Clinton warns Russia its Syria policy risks civil war
COPENHAGEN - Agence France-Presse
US Secretary of State Hillary Clinton smiles during a forum with students at the Royal Library in Copenhagen, Denmark, Thursday May 31, 2012. (AP Photo/Saul Loeb, Pool)US Secretary of State Hillary Clinton on Thursday criticised Russia's resistance to UN action on Syria, warning that its policy could contribute to a civil war.
The Russians "are telling me they don't want to see a civil war. I have been telling them their policy is going help to contribute to a civil war," she told a mainly student audience on a visit to Copenhagen.
Clinton warned that unless unchecked, the deadly violence in Syria could lead to civil war or even develop into a proxy war because of Iran's support for the regime of Syrian President Bashar al-Assad.

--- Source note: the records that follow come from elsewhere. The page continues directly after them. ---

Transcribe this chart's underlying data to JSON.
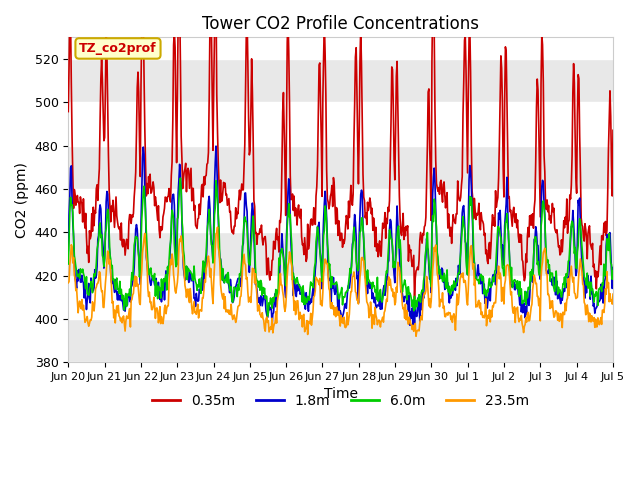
{
  "title": "Tower CO2 Profile Concentrations",
  "xlabel": "Time",
  "ylabel": "CO2 (ppm)",
  "ylim": [
    380,
    530
  ],
  "yticks": [
    380,
    400,
    420,
    440,
    460,
    480,
    500,
    520
  ],
  "colors": [
    "#cc0000",
    "#0000cc",
    "#00cc00",
    "#ff9900"
  ],
  "annotation_text": "TZ_co2prof",
  "annotation_color": "#cc0000",
  "annotation_bg": "#ffffcc",
  "annotation_border": "#ccaa00",
  "bg_color": "#ffffff",
  "plot_bg_color": "#ffffff",
  "grid_band_color": "#e8e8e8",
  "xtick_labels": [
    "Jun 20",
    "Jun 21",
    "Jun 22",
    "Jun 23",
    "Jun 24",
    "Jun 25",
    "Jun 26",
    "Jun 27",
    "Jun 28",
    "Jun 29",
    "Jun 30",
    "Jul 1",
    "Jul 2",
    "Jul 3",
    "Jul 4",
    "Jul 5"
  ],
  "legend_items": [
    "0.35m",
    "1.8m",
    "6.0m",
    "23.5m"
  ],
  "legend_colors": [
    "#cc0000",
    "#0000cc",
    "#00cc00",
    "#ff9900"
  ]
}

She said she had spoken on Wednesday with the international envoy on Syria, Kofi Annan, who is trying to expand his mandate to be able to deal more effectively with Damascus.

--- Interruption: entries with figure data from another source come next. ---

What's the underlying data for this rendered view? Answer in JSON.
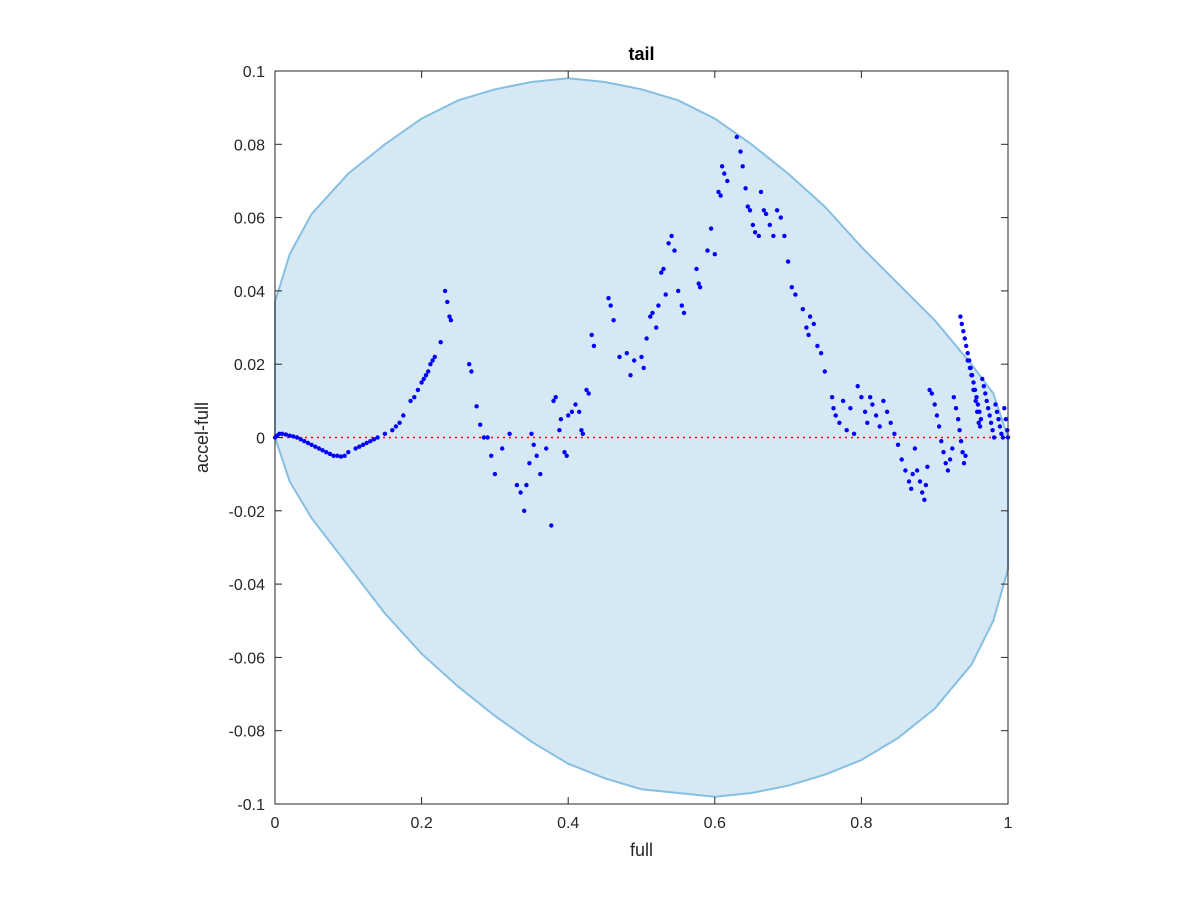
{
  "chart_data": {
    "type": "scatter",
    "title": "tail",
    "xlabel": "full",
    "ylabel": "accel-full",
    "xlim": [
      0,
      1
    ],
    "ylim": [
      -0.1,
      0.1
    ],
    "x_ticks": [
      0,
      0.2,
      0.4,
      0.6,
      0.8,
      1
    ],
    "x_tick_labels": [
      "0",
      "0.2",
      "0.4",
      "0.6",
      "0.8",
      "1"
    ],
    "y_ticks": [
      -0.1,
      -0.08,
      -0.06,
      -0.04,
      -0.02,
      0,
      0.02,
      0.04,
      0.06,
      0.08,
      0.1
    ],
    "y_tick_labels": [
      "-0.1",
      "-0.08",
      "-0.06",
      "-0.04",
      "-0.02",
      "0",
      "0.02",
      "0.04",
      "0.06",
      "0.08",
      "0.1"
    ],
    "grid": false,
    "colors": {
      "points": "#0000ff",
      "zero_line": "#ff0000",
      "region_fill": "#d6e8f4",
      "region_edge": "#86bfe2",
      "axes": "#262626"
    },
    "region": {
      "type": "envelope",
      "x": [
        0,
        0.02,
        0.05,
        0.1,
        0.15,
        0.2,
        0.25,
        0.3,
        0.35,
        0.4,
        0.45,
        0.5,
        0.55,
        0.6,
        0.65,
        0.7,
        0.75,
        0.8,
        0.85,
        0.9,
        0.95,
        0.98,
        1
      ],
      "upper": [
        0.037,
        0.05,
        0.061,
        0.072,
        0.08,
        0.087,
        0.092,
        0.095,
        0.097,
        0.098,
        0.097,
        0.095,
        0.092,
        0.087,
        0.08,
        0.072,
        0.063,
        0.052,
        0.042,
        0.032,
        0.02,
        0.012,
        0
      ],
      "lower": [
        0,
        -0.012,
        -0.022,
        -0.035,
        -0.048,
        -0.059,
        -0.068,
        -0.076,
        -0.083,
        -0.089,
        -0.093,
        -0.096,
        -0.097,
        -0.098,
        -0.097,
        -0.095,
        -0.092,
        -0.088,
        -0.082,
        -0.074,
        -0.062,
        -0.05,
        -0.036
      ]
    },
    "zero_line": 0,
    "series": [
      {
        "points": [
          [
            0.0,
            0.0
          ],
          [
            0.003,
            0.0005
          ],
          [
            0.006,
            0.001
          ],
          [
            0.01,
            0.001
          ],
          [
            0.015,
            0.0008
          ],
          [
            0.02,
            0.0005
          ],
          [
            0.025,
            0.0003
          ],
          [
            0.03,
            0.0
          ],
          [
            0.035,
            -0.0005
          ],
          [
            0.04,
            -0.001
          ],
          [
            0.045,
            -0.0015
          ],
          [
            0.05,
            -0.002
          ],
          [
            0.055,
            -0.0025
          ],
          [
            0.06,
            -0.003
          ],
          [
            0.065,
            -0.0035
          ],
          [
            0.07,
            -0.004
          ],
          [
            0.075,
            -0.0045
          ],
          [
            0.08,
            -0.005
          ],
          [
            0.085,
            -0.005
          ],
          [
            0.09,
            -0.0052
          ],
          [
            0.095,
            -0.005
          ],
          [
            0.1,
            -0.004
          ],
          [
            0.11,
            -0.003
          ],
          [
            0.115,
            -0.0025
          ],
          [
            0.12,
            -0.002
          ],
          [
            0.125,
            -0.0015
          ],
          [
            0.13,
            -0.001
          ],
          [
            0.135,
            -0.0005
          ],
          [
            0.14,
            0.0
          ],
          [
            0.15,
            0.001
          ],
          [
            0.16,
            0.002
          ],
          [
            0.165,
            0.003
          ],
          [
            0.17,
            0.004
          ],
          [
            0.175,
            0.006
          ],
          [
            0.185,
            0.01
          ],
          [
            0.19,
            0.011
          ],
          [
            0.195,
            0.013
          ],
          [
            0.2,
            0.015
          ],
          [
            0.203,
            0.016
          ],
          [
            0.206,
            0.017
          ],
          [
            0.209,
            0.018
          ],
          [
            0.212,
            0.02
          ],
          [
            0.215,
            0.021
          ],
          [
            0.218,
            0.022
          ],
          [
            0.226,
            0.026
          ],
          [
            0.232,
            0.04
          ],
          [
            0.235,
            0.037
          ],
          [
            0.238,
            0.033
          ],
          [
            0.24,
            0.032
          ],
          [
            0.265,
            0.02
          ],
          [
            0.268,
            0.018
          ],
          [
            0.275,
            0.0085
          ],
          [
            0.28,
            0.0035
          ],
          [
            0.285,
            0.0
          ],
          [
            0.29,
            0.0
          ],
          [
            0.295,
            -0.005
          ],
          [
            0.3,
            -0.01
          ],
          [
            0.31,
            -0.003
          ],
          [
            0.32,
            0.001
          ],
          [
            0.33,
            -0.013
          ],
          [
            0.335,
            -0.015
          ],
          [
            0.34,
            -0.02
          ],
          [
            0.343,
            -0.013
          ],
          [
            0.347,
            -0.007
          ],
          [
            0.35,
            0.001
          ],
          [
            0.353,
            -0.002
          ],
          [
            0.357,
            -0.005
          ],
          [
            0.362,
            -0.01
          ],
          [
            0.37,
            -0.003
          ],
          [
            0.377,
            -0.024
          ],
          [
            0.38,
            0.01
          ],
          [
            0.383,
            0.011
          ],
          [
            0.388,
            0.002
          ],
          [
            0.39,
            0.005
          ],
          [
            0.395,
            -0.004
          ],
          [
            0.398,
            -0.005
          ],
          [
            0.4,
            0.006
          ],
          [
            0.405,
            0.007
          ],
          [
            0.41,
            0.009
          ],
          [
            0.415,
            0.007
          ],
          [
            0.418,
            0.002
          ],
          [
            0.42,
            0.001
          ],
          [
            0.425,
            0.013
          ],
          [
            0.428,
            0.012
          ],
          [
            0.432,
            0.028
          ],
          [
            0.435,
            0.025
          ],
          [
            0.455,
            0.038
          ],
          [
            0.458,
            0.036
          ],
          [
            0.462,
            0.032
          ],
          [
            0.47,
            0.022
          ],
          [
            0.48,
            0.023
          ],
          [
            0.485,
            0.017
          ],
          [
            0.49,
            0.021
          ],
          [
            0.5,
            0.022
          ],
          [
            0.503,
            0.019
          ],
          [
            0.507,
            0.027
          ],
          [
            0.512,
            0.033
          ],
          [
            0.515,
            0.034
          ],
          [
            0.52,
            0.03
          ],
          [
            0.523,
            0.036
          ],
          [
            0.527,
            0.045
          ],
          [
            0.53,
            0.046
          ],
          [
            0.533,
            0.039
          ],
          [
            0.537,
            0.053
          ],
          [
            0.541,
            0.055
          ],
          [
            0.545,
            0.051
          ],
          [
            0.55,
            0.04
          ],
          [
            0.555,
            0.036
          ],
          [
            0.558,
            0.034
          ],
          [
            0.575,
            0.046
          ],
          [
            0.578,
            0.042
          ],
          [
            0.58,
            0.041
          ],
          [
            0.59,
            0.051
          ],
          [
            0.595,
            0.057
          ],
          [
            0.6,
            0.05
          ],
          [
            0.605,
            0.067
          ],
          [
            0.608,
            0.066
          ],
          [
            0.61,
            0.074
          ],
          [
            0.613,
            0.072
          ],
          [
            0.617,
            0.07
          ],
          [
            0.63,
            0.082
          ],
          [
            0.635,
            0.078
          ],
          [
            0.638,
            0.074
          ],
          [
            0.642,
            0.068
          ],
          [
            0.645,
            0.063
          ],
          [
            0.648,
            0.062
          ],
          [
            0.652,
            0.058
          ],
          [
            0.655,
            0.056
          ],
          [
            0.66,
            0.055
          ],
          [
            0.663,
            0.067
          ],
          [
            0.667,
            0.062
          ],
          [
            0.67,
            0.061
          ],
          [
            0.675,
            0.058
          ],
          [
            0.68,
            0.055
          ],
          [
            0.685,
            0.062
          ],
          [
            0.69,
            0.06
          ],
          [
            0.695,
            0.055
          ],
          [
            0.7,
            0.048
          ],
          [
            0.705,
            0.041
          ],
          [
            0.71,
            0.039
          ],
          [
            0.72,
            0.035
          ],
          [
            0.725,
            0.03
          ],
          [
            0.728,
            0.028
          ],
          [
            0.73,
            0.033
          ],
          [
            0.735,
            0.031
          ],
          [
            0.74,
            0.025
          ],
          [
            0.745,
            0.023
          ],
          [
            0.75,
            0.018
          ],
          [
            0.76,
            0.011
          ],
          [
            0.762,
            0.008
          ],
          [
            0.765,
            0.006
          ],
          [
            0.77,
            0.004
          ],
          [
            0.775,
            0.01
          ],
          [
            0.78,
            0.002
          ],
          [
            0.785,
            0.008
          ],
          [
            0.79,
            0.001
          ],
          [
            0.795,
            0.014
          ],
          [
            0.8,
            0.011
          ],
          [
            0.805,
            0.007
          ],
          [
            0.808,
            0.004
          ],
          [
            0.812,
            0.011
          ],
          [
            0.815,
            0.009
          ],
          [
            0.82,
            0.006
          ],
          [
            0.825,
            0.003
          ],
          [
            0.83,
            0.01
          ],
          [
            0.835,
            0.007
          ],
          [
            0.84,
            0.004
          ],
          [
            0.845,
            0.001
          ],
          [
            0.85,
            -0.002
          ],
          [
            0.855,
            -0.006
          ],
          [
            0.86,
            -0.009
          ],
          [
            0.865,
            -0.012
          ],
          [
            0.868,
            -0.014
          ],
          [
            0.87,
            -0.01
          ],
          [
            0.873,
            -0.003
          ],
          [
            0.876,
            -0.009
          ],
          [
            0.88,
            -0.012
          ],
          [
            0.883,
            -0.015
          ],
          [
            0.886,
            -0.017
          ],
          [
            0.888,
            -0.013
          ],
          [
            0.89,
            -0.008
          ],
          [
            0.893,
            0.013
          ],
          [
            0.896,
            0.012
          ],
          [
            0.9,
            0.009
          ],
          [
            0.903,
            0.006
          ],
          [
            0.906,
            0.003
          ],
          [
            0.909,
            -0.001
          ],
          [
            0.912,
            -0.004
          ],
          [
            0.915,
            -0.007
          ],
          [
            0.918,
            -0.009
          ],
          [
            0.921,
            -0.006
          ],
          [
            0.924,
            -0.003
          ],
          [
            0.926,
            0.011
          ],
          [
            0.929,
            0.008
          ],
          [
            0.932,
            0.005
          ],
          [
            0.934,
            0.002
          ],
          [
            0.936,
            -0.001
          ],
          [
            0.938,
            -0.004
          ],
          [
            0.94,
            -0.007
          ],
          [
            0.942,
            -0.005
          ],
          [
            0.945,
            0.021
          ],
          [
            0.948,
            0.019
          ],
          [
            0.95,
            0.017
          ],
          [
            0.953,
            0.013
          ],
          [
            0.956,
            0.01
          ],
          [
            0.958,
            0.007
          ],
          [
            0.96,
            0.004
          ],
          [
            0.962,
            0.003
          ],
          [
            0.935,
            0.033
          ],
          [
            0.937,
            0.031
          ],
          [
            0.939,
            0.029
          ],
          [
            0.941,
            0.027
          ],
          [
            0.943,
            0.025
          ],
          [
            0.945,
            0.023
          ],
          [
            0.947,
            0.021
          ],
          [
            0.949,
            0.019
          ],
          [
            0.951,
            0.017
          ],
          [
            0.953,
            0.015
          ],
          [
            0.955,
            0.013
          ],
          [
            0.957,
            0.011
          ],
          [
            0.959,
            0.009
          ],
          [
            0.961,
            0.007
          ],
          [
            0.963,
            0.005
          ],
          [
            0.965,
            0.016
          ],
          [
            0.967,
            0.014
          ],
          [
            0.969,
            0.012
          ],
          [
            0.971,
            0.01
          ],
          [
            0.973,
            0.008
          ],
          [
            0.975,
            0.006
          ],
          [
            0.977,
            0.004
          ],
          [
            0.979,
            0.002
          ],
          [
            0.981,
            0.0
          ],
          [
            0.983,
            0.009
          ],
          [
            0.985,
            0.007
          ],
          [
            0.987,
            0.005
          ],
          [
            0.989,
            0.003
          ],
          [
            0.991,
            0.001
          ],
          [
            0.993,
            0.0
          ],
          [
            0.995,
            0.008
          ],
          [
            0.997,
            0.005
          ],
          [
            0.999,
            0.002
          ],
          [
            1.0,
            0.0
          ]
        ]
      }
    ]
  }
}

"We have to bring the Russians on board because the dangers we face are terrible," said Clinton, who is in Denmark on the first leg of a Scandinavian tour.

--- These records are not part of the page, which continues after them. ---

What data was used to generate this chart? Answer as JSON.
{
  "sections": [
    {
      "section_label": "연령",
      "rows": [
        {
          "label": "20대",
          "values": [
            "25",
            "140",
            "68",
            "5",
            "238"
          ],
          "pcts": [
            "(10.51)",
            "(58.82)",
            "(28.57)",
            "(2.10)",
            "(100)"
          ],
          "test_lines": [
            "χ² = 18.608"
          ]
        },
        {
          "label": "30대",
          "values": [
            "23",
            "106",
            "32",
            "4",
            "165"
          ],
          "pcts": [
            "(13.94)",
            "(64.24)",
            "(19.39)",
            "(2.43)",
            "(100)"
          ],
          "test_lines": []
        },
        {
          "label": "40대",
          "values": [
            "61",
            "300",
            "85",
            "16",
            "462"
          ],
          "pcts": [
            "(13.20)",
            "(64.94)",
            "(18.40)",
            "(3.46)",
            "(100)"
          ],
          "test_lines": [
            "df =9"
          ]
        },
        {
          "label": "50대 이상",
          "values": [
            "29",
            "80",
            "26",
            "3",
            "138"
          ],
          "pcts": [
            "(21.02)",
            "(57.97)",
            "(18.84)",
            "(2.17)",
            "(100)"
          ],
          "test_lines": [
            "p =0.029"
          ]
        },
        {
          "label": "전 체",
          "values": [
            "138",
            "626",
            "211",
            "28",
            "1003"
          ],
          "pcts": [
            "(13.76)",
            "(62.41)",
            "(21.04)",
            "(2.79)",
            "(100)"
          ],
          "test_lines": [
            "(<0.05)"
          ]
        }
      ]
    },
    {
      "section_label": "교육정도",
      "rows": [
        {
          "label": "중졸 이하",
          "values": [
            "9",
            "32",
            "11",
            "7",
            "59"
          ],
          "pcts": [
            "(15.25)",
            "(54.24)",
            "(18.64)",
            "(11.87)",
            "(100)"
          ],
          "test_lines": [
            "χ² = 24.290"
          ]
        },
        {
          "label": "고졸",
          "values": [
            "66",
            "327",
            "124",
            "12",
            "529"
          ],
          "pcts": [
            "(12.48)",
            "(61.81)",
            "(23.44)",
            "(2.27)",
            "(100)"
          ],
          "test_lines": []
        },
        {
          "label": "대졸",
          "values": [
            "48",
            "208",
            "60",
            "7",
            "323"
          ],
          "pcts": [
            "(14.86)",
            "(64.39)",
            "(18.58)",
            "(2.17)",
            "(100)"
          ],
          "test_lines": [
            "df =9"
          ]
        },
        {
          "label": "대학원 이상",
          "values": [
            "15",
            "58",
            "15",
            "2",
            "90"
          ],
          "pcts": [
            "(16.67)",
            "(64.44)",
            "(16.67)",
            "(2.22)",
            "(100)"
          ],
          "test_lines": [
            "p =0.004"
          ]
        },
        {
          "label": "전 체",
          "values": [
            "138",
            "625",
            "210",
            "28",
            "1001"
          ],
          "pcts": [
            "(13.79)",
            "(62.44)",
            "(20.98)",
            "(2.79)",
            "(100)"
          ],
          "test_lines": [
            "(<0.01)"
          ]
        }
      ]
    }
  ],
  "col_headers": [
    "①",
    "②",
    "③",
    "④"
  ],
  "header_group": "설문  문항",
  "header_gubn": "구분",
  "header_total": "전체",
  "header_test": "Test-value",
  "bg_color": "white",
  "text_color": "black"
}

She said the absence of UN support for action in Syria, due mainly to Russia's opposition, "makes it harder" to respond to the crisis, as the international community did last year in Libya.
"The continued slaughter of innocent people, both by the military and by militias supported by the government and increasingly by the opposition... could morph into a civil war in a country that would be riven by sectarian divides, which then could morph into a proxy war in the region.
"Remember you have Iran deeply embedded in Syria -- their military are coaching the Syrian military. The Quds Force, which is a branch of the military, is helping them set up these sectarian militias.
"We know it actually could get much worse than it is," she said.
A massacre last week of more than 100 people in the city of Houla, allegedly by government-backed forces, and the discovery of new execution-style killing since then has raised the pressure for international action.
But Russia has adamantly refused to go against its close ally Syria with President Vladimir Putin warning Thursday that Moscow will not change its position under pressure.
"Russia's position is well-known. It is balanced and consistent and completely logical," Interfax quoted Putin's spokesman Dmitry Peskov as saying.
Meanwhile, an April 12 peace plan and truce negotiated by Annan to bring an end to the violence appeared in tatters, amid reports of fresh attacks by Syrian government forces on Houla, the site of last week's massacre.
Syrian rebels have warned they will resume their defence of civilians if the government does not return to the peace plan by Friday.